Gesù ci ha conosciuti e amati, tutti e ciascuno, durante la sua vita, la sua
agonia e la sua passione e per ognuno di noi si è offerto: “Il Figlio di Dio mi
ha amato e ha dato se stesso per me”. Ci ha amati tutti con un cuore umano (Haurietis
aquas 27 e 38).
Il Cuore di Gesù è il simbolo privilegiato dell’amore che il Redentore nutre per
il Padre e per tutti gli uomini senza eccezione. Cristo non si sarebbe
consegnato per ciascuno di noi, se non avesse amato ciascuno di un amore
personale.
Sia Paolo che Giovanni hanno insegnato che, nell’atto redentore, “Cristo ha dato
se stesso per i nostri peccati” (Gal 1,4); “Io dò la mia vita per le pecore” (Gv
10,15) aveva dichiarato in anticipo colui che sarebbe diventato “in virtù del
sangue di un’alleanza eterna” il loro “pastore grande” (Eb 13,20). Dio non ha
risparmiato il proprio Figlio, ma lo ha consegnato “per” tutti noi (Rm 8,32).

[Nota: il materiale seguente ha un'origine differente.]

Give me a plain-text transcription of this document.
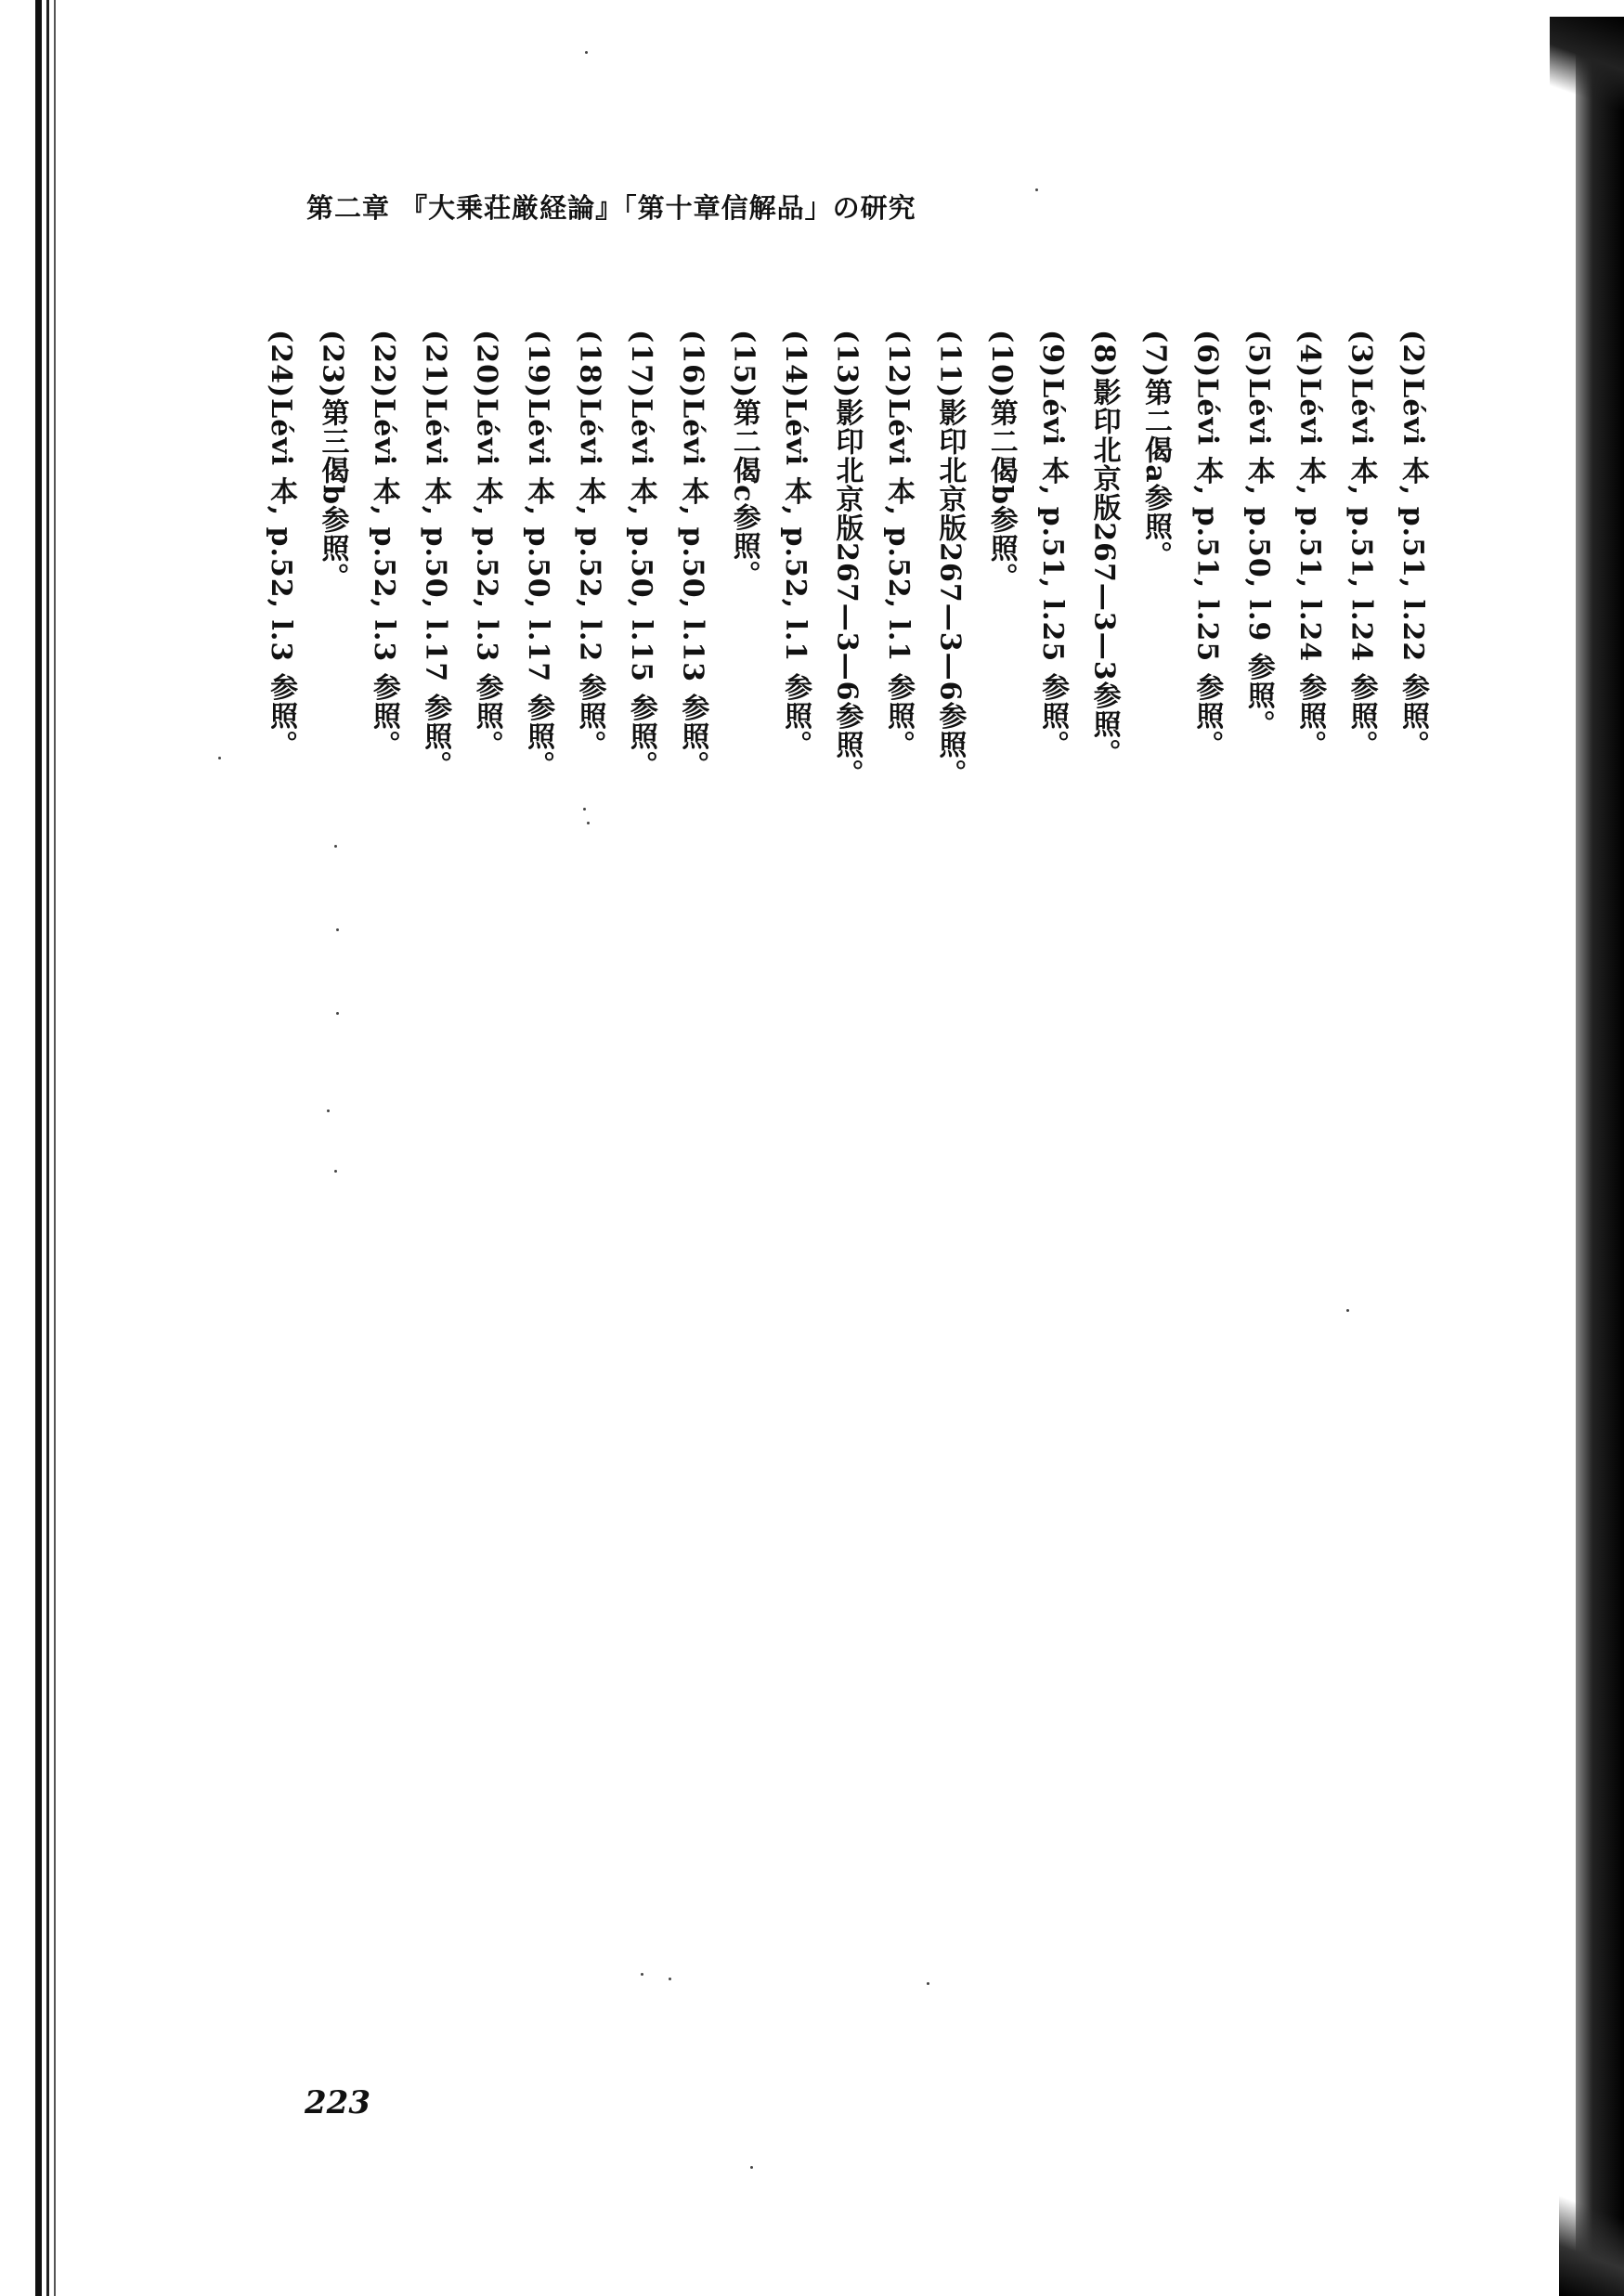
第二章 『大乗荘厳経論』「第十章信解品」の研究
(2)Lévi 本, p.51, l.22 参照。
(3)Lévi 本, p.51, l.24 参照。
(4)Lévi 本, p.51, l.24 参照。
(5)Lévi 本, p.50, l.9 参照。
(6)Lévi 本, p.51, l.25 参照。
(7)第二偈a参照。
(8)影印北京版267—3—3参照。
(9)Lévi 本, p.51, l.25 参照。
(10)第二偈b参照。
(11)影印北京版267—3—6参照。
(12)Lévi 本, p.52, l.1 参照。
(13)影印北京版267—3—6参照。
(14)Lévi 本, p.52, l.1 参照。
(15)第二偈c参照。
(16)Lévi 本, p.50, l.13 参照。
(17)Lévi 本, p.50, l.15 参照。
(18)Lévi 本, p.52, l.2 参照。
(19)Lévi 本, p.50, l.17 参照。
(20)Lévi 本, p.52, l.3 参照。
(21)Lévi 本, p.50, l.17 参照。
(22)Lévi 本, p.52, l.3 参照。
(23)第三偈b参照。
(24)Lévi 本, p.52, l.3 参照。
223
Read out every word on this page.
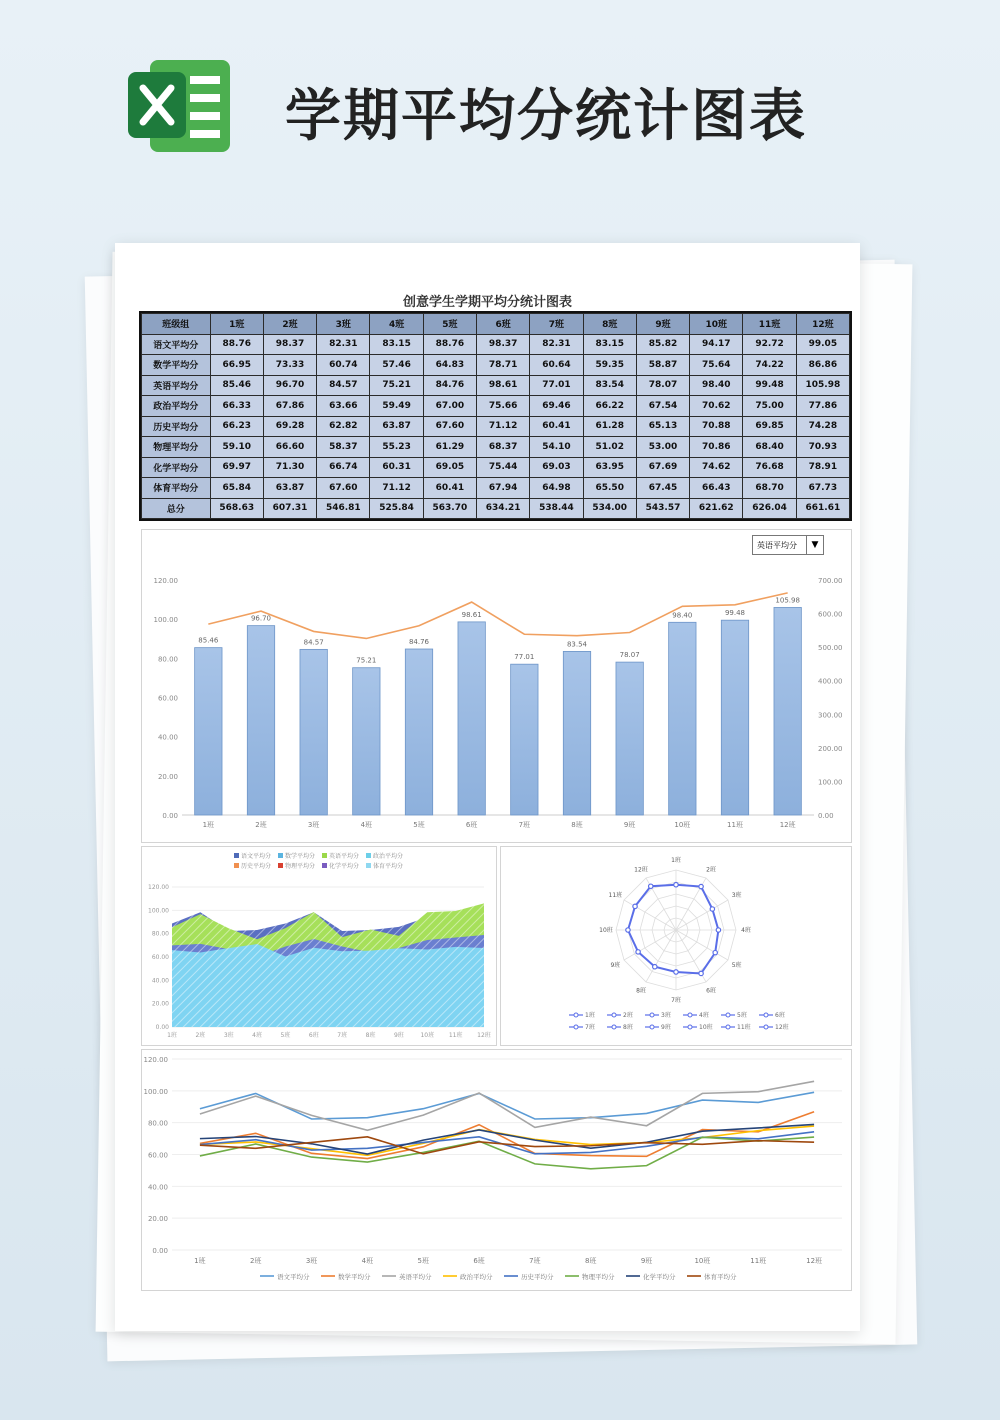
学期平均分统计图表
创意学生学期平均分统计图表
班级组	1班	2班	3班	4班	5班	6班	7班	8班	9班	10班	11班	12班
语文平均分	88.76	98.37	82.31	83.15	88.76	98.37	82.31	83.15	85.82	94.17	92.72	99.05
数学平均分	66.95	73.33	60.74	57.46	64.83	78.71	60.64	59.35	58.87	75.64	74.22	86.86
英语平均分	85.46	96.70	84.57	75.21	84.76	98.61	77.01	83.54	78.07	98.40	99.48	105.98
政治平均分	66.33	67.86	63.66	59.49	67.00	75.66	69.46	66.22	67.54	70.62	75.00	77.86
历史平均分	66.23	69.28	62.82	63.87	67.60	71.12	60.41	61.28	65.13	70.88	69.85	74.28
物理平均分	59.10	66.60	58.37	55.23	61.29	68.37	54.10	51.02	53.00	70.86	68.40	70.93
化学平均分	69.97	71.30	66.74	60.31	69.05	75.44	69.03	63.95	67.69	74.62	76.68	78.91
体育平均分	65.84	63.87	67.60	71.12	60.41	67.94	64.98	65.50	67.45	66.43	68.70	67.73
总分	568.63	607.31	546.81	525.84	563.70	634.21	538.44	534.00	543.57	621.62	626.04	661.61
英语平均分	▼
0.00
20.00
40.00
60.00
80.00
100.00
120.00
0.00
100.00
200.00
300.00
400.00
500.00
600.00
700.00
85.46
1班
96.70
2班
84.57
3班
75.21
4班
84.76
5班
98.61
6班
77.01
7班
83.54
8班
78.07
9班
98.40
10班
99.48
11班
105.98
12班
语文平均分 数学平均分 英语平均分 政治平均分
历史平均分 物理平均分 化学平均分 体育平均分
0.00
20.00
40.00
60.00
80.00
100.00
120.00
1班	2班	3班	4班	5班	6班	7班	8班	9班	10班 11班 12班
1班
2班
3班
4班
5班
6班
7班
8班
9班
10班
11班
12班
1班	2班	3班	4班	5班	6班
7班	8班	9班	10班	11班	12班
0.00
20.00
40.00
60.00
80.00
100.00
120.00
1班	2班	3班	4班	5班	6班	7班	8班	9班	10班	11班	12班
语文平均分	数学平均分	英语平均分	政治平均分	历史平均分	物理平均分	化学平均分	体育平均分
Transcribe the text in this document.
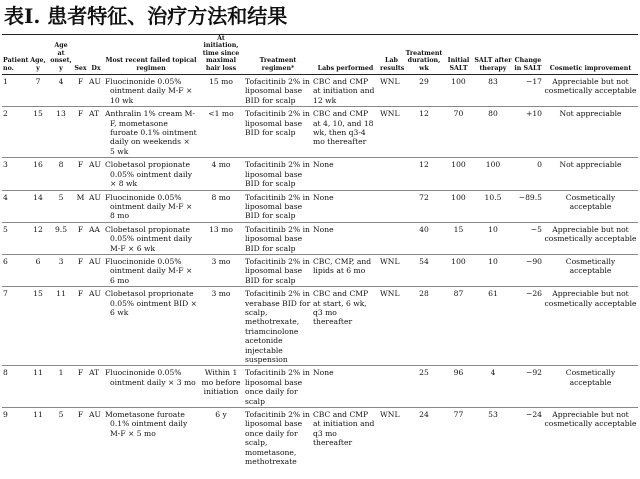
表I. 患者特征、治疗方法和结果
Patient no.	Age, y	Age at onset, y	Sex	Dx	Most recent failed topical regimen	At initiation, time since maximal hair loss	Treatment regimen*	Labs performed	Lab results	Treatment duration, wk	Initial SALT	SALT after therapy	Change in SALT	Cosmetic improvement
1	7	4	F	AU	Fluocinonide 0.05% ointment daily M-F × 10 wk	15 mo	Tofacitinib 2% in liposomal base BID for scalp	CBC and CMP at initiation and 12 wk	WNL	29	100	83	−17	Appreciable but not cosmetically acceptable
2	15	13	F	AT	Anthralin 1% cream M-F, mometasone furoate 0.1% ointment daily on weekends × 5 wk	<1 mo	Tofacitinib 2% in liposomal base BID for scalp	CBC and CMP at 4, 10, and 18 wk, then q3-4 mo thereafter	WNL	12	70	80	+10	Not appreciable
3	16	8	F	AU	Clobetasol propionate 0.05% ointment daily × 8 wk	4 mo	Tofacitinib 2% in liposomal base BID for scalp	None		12	100	100	0	Not appreciable
4	14	5	M	AU	Fluocinonide 0.05% ointment daily M-F × 8 mo	8 mo	Tofacitinib 2% in liposomal base BID for scalp	None		72	100	10.5	−89.5	Cosmetically acceptable
5	12	9.5	F	AA	Clobetasol propionate 0.05% ointment daily M-F × 6 wk	13 mo	Tofacitinib 2% in liposomal base BID for scalp	None		40	15	10	−5	Appreciable but not cosmetically acceptable
6	6	3	F	AU	Fluocinonide 0.05% ointment daily M-F × 6 mo	3 mo	Tofacitinib 2% in liposomal base BID for scalp	CBC, CMP, and lipids at 6 mo	WNL	54	100	10	−90	Cosmetically acceptable
7	15	11	F	AU	Clobetasol proprionate 0.05% ointment BID × 6 wk	3 mo	Tofacitinib 2% in verabase BID for scalp, methotrexate, triamcinolone acetonide injectable suspension	CBC and CMP at start, 6 wk, q3 mo thereafter	WNL	28	87	61	−26	Appreciable but not cosmetically acceptable
8	11	1	F	AT	Fluocinonide 0.05% ointment daily × 3 mo	Within 1 mo before initiation	Tofacitinib 2% in liposomal base once daily for scalp	None		25	96	4	−92	Cosmetically acceptable
9	11	5	F	AU	Mometasone furoate 0.1% ointment daily M-F × 5 mo	6 y	Tofacitinib 2% in liposomal base once daily for scalp, mometasone, methotrexate	CBC and CMP at initiation and q3 mo thereafter	WNL	24	77	53	−24	Appreciable but not cosmetically acceptable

La vigilia della sua passione, Gesù espresse la motivazione che aveva nel suo
“Cuore” sotto la forma di questo “per” mediante il quale indicava la sua
intenzione di dare liberamente la sua vita non solo a favore dei “suoi” presenti
quella sera, ma per la salvezza della moltitudine degli uomini. E questa parola
fondatrice era talmente importante agli occhi del nostro Redentore da ordinare
ai Dodici di ripeterla in memoria di lui. Perciò la Chiesa non cesserà mai di
ripetere fino al ritorno di Cristo: “Questo è il calice del mio sangue, il
sangue della nuova ed eterna alleanza, che sarà versato per voi e per la
moltitudine in remissione dei peccati”.
A differenza del discepolo prediletto, san Paolo non era fra i dodici convitati
dell’ultima cena. Tuttavia sapeva che lo sguardo redentore del Figlio di Dio,
nel momento in cui aveva pronunciato le parole della sua offerta universale,
aveva visto anche lui.
Nell’atto redentore, noi siamo stati, tutti e ciascuno, conosciuti e amati da
Cristo. Perciò il Cuore di Gesù non è solo il “luogo” simbolico nel quale si è
operato l’atto di mediazione tra Dio e l’umanità. Se è vero che, in quanto
uomini,noi siamo presenti a noi stessi nel nostro cuore, in ogni nostro atto,
allora l’uomo Gesù di Nazaret non è semplicemente servito, attraverso il suo
destino tragico, da strumento passivo della nostra salvezza nelle mani del Dio
della misericordia. Ma avendo un vero “cuore” d’uomo – totalmente trasparente a
se stesso, al Padre e ai suoi fratelli – ha operato consciamente la redenzione
di “tutto l’uomo e di ogni uomo”.
Poiché tutti gli uomini sono stati salvati da lui su una croce innalzata sotto
Ponzio Pilato, ciascuno di noi può quindi finalmente dire a se stesso in tutta
verità che il luogo simbolico in cui, nella storia, si è giocata la sua
salvezza, è stato il Cuore di Gesù.
In ciascuno dei vangeli il tema di Cristo pastore viene sempre presentato nella
prospettiva dell’amore misericordioso che fonda il “perché” dell’incarnazione.
Marco e Matteo attestano la commozione delle “viscere” di Gesù di Nazaret
davanti alle folle “senza pastore” (Mt 9,36; Mc 6,34). In più Matteo gli mette
in bocca la parabola dell’uomo per il quale l’unica pecora smarrita conta più
delle novantanove che sono rimaste nell’ovile (Mt 18,12-14). E Luca, riprendendo
lo stesso racconto, presenta Gesù che fa direttamente appello all’esperienza
personale degli abitanti del suo villaggio, che per lui prefigurava quella del
suo cuore di Redentore: “Chi di voi” non correrebbe in aiuto di quella pecora
che, nel corso dei mesi passati insieme, gli è diventata cara? (Lc 15,4).
“Io sono venuto a portare il fuoco sulla terra”. Da vero discepolo di colui che
ha così riassunto la sua missione d’amore fra i suoi fratelli umani, apriti,
nella preghiera, alla luce ardente che emana dal Cuore-Sole del tuo amato
Signore. E altri, a contatto con te, arderanno a loro volta. Infatti l’incendio
dell’amore è la cosa più contagiosa esistente al mondo.